Robberies, burglaries, break-ins. And cinema. At first glance, two different worlds, yet with a little hindsight, the bond between the silver screen and the art of theft goes way back, with so many cases of it that it appears inextricable. They are practically accomplices. And if the history of cinema begins with a train, it’s The Great Train Robbery (1903) that provides the big screen with its first real story. Since then, robbery has become a genre that cuts across all the others, be they westerns, gangster movies, or film noirs. And there’s hardly a filmmaker, whether famed or unknown, who hasn’t tried his or her hand at cinematic versions of theft. The list is long; for our purposes a title or two will suffice: Kubrick’s The Killing, along with the most dramatic of them all, De Sica’s Bicycle Thieves. From the thrill of the execution of the theft and the police report to the yen for contorted plots, the fondness for this genre, as in the case of Kubrick, can be explained by the two essential ingredients of a good film: fear and desire.
With its immense store of films and film-related material, plus historical footage of all kinds, once again this year, the Historical Archives of Istituto Luce, to our delight, partners with Noir in Festival - whose theme this year is heists and their greatest criminal minds - with a small assortment of gems from their archives devoted to the most daring examples, the players, and their inseparable cops. Selected by Nathalie Giacobino and edited by David Paparozzi, the clips are evocatively titled Pillole a mano armata (Clips and Stick-ups): lightning flashes of memory, one-minute-long clips that precede the screenings of the films in the 2019 Noir competitive lineup.
The tribute kicks off with the "heist of the century" in Plymouth, Massachusetts, in 1962, when an assault on an armored truck reaped the perpetrators over a million and a half dollars. In 48 seconds, the footage has all the ingredients of a film classic: the truck, the witnesses, the criminal profiling, blues on the piano. Plymouth shoots, Milan shoots back with the 1958 assault on another armored truck, worth a hundred million lire. Sure enough, to describe the crime the Luce speaker brings up a film starring Alec Guinness, The Ladykillers. A 1964 clip called a ‘caleidoscopio ciak’ reports on a rather unusual ‘theft-proof’ suitcase for Italian ladies.

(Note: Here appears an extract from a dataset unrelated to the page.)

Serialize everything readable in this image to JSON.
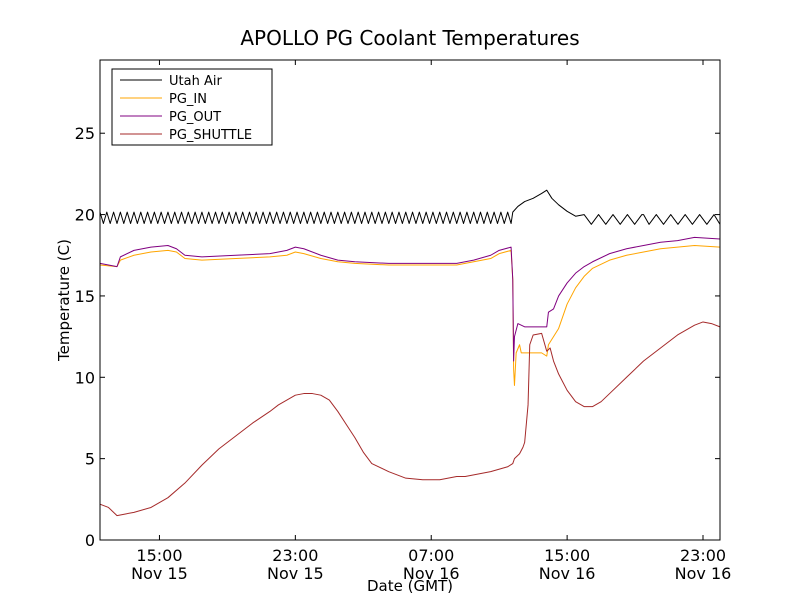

And the fatalistic-sounding, dripping-with-irony voiceover for another newsreel, Banks Fight Back, warns that "bank robberies have been rather frequent of late" and that banks are now adopting measures inspired by "the genius, and the shoes, of James Bond".
By 1972, the Luce speaker had switched to a more somber tone. The newspapers were churning out stories daily, of heists either pulled off or near-misses, more and more violent, more and more sensational, with new measures promptly called for. 007-like, however, one and all. It becomes clear how sinister, obscure schemes, unfolding by night, made their way into the Italians’ collective imagination and their culture, censored, perhaps, but endlessly thrilling. And, indeed, a sensational 1966 clip addresses the Fumetti neri comics: the tone is openly critical now, even hostile, as the comic strip heros - the various Diaboliks, Sataniks, Kriminals, and Demoniaks - are dismissed as "the stars of a colossal Bible of the mystery genre, for the poor in spirit", not to mention as "the lords of crime and dictators of sadism". These were the baby steps of a mass or popular culture, perhaps, that would turn the genre into a legend, and feed into an even vaster collective imagination: that of a nation now awake to the ubiquity of theft, large and small; of cases that would go cold, and wrongs the police could not right. Still, confined to comic strips or the silver screen, that ambiguous mystery of mysteries could even provide solace, somehow, and exert an attraction - a complicity, in some cases - with daily lives surely less eventful yet no less complicated than that of your average Diabolik.
The commentator glosses the crimes, describing the lives of these heroes by night as "a kiss on the lips and a stab in the back". Exactly what the mini-clips at Noir this year are all about: that pairing of culture and crime that cemented Kubrick’s potent twinning of fear and desire. Even more aptly, Bob Dylan’s album named Love and Theft.